The case of Edwards v Kumerasamy highlighted the importance of risk assessing common areas now held to be the responsibility of the landlord of the tenant injured by the danger (even where there are many landlords owning a block of flats all separately responsible for injury to each of their own tenants).


The Immigration Act is the first change of 2016 on 1st February 2016.  

This now requires landlords to check a new resident’s right to rent in the UK or face fines of £3000 per illegal tenant (yes… per person).    


1.       Passport

2.      Resident card

3.      Biometric immigration document issued by the Home Office

Tenant enquiry forms must include reference to: 

1.       Passport:

a.      Number & 

b.      Expiry Date

c.      Country of issue

2.      Visa:

a.      Type,

b.      Number

c.      Start and End Date (if applicable)

d.     Purpose 

3.     Nationality

4.      Details relating to other documents presented by prospective tenants 

Article 4 Directions (A4Ds)

A4Ds will follow Right to Rent (unrelated) on 26th February 2016, restricting the number of new HMOs in the Canterbury area as well as some surrounding villages. 

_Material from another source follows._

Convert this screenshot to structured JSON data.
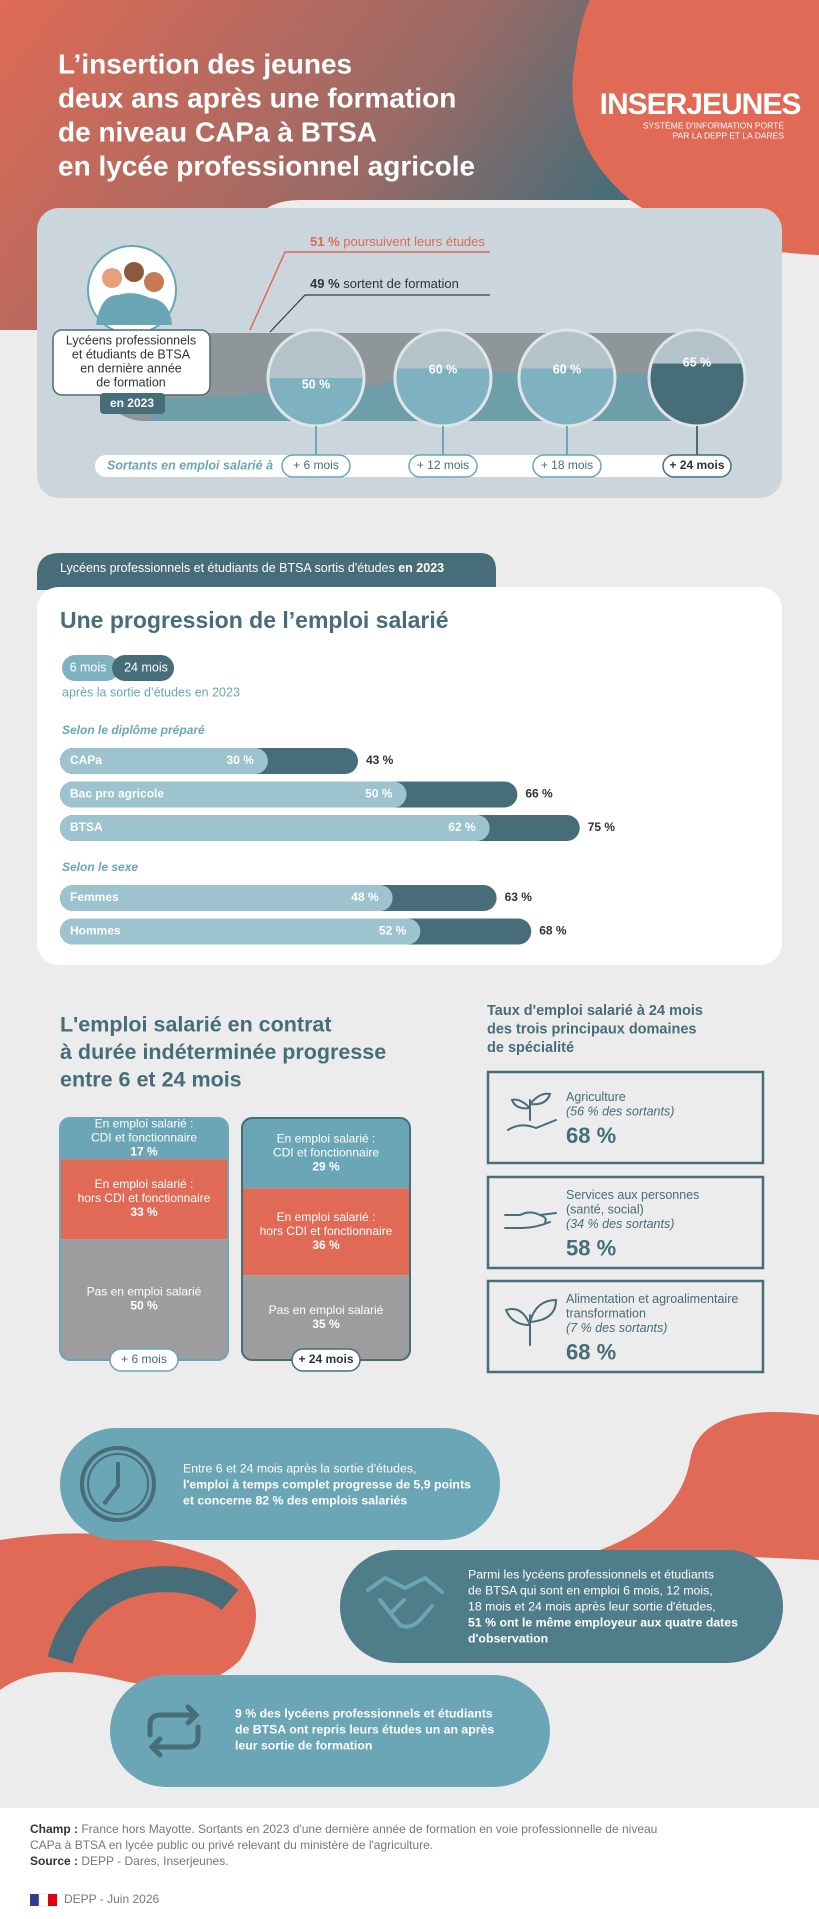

The Housing and Planning Bill

This will likely see restrictions for landlords and letting agents.  Described as “A Bill to make provision about housing, estate agents, rent charges, planning and compulsory purchase“.  David Cameron intimated nationwide Compulsory licensing of all HMOs (not merely mandatory licensing of large HMOs S. 54HA 2004) but how would this compare with existing Compulsory licensing of Additional Licensed properties S.80HA 2004?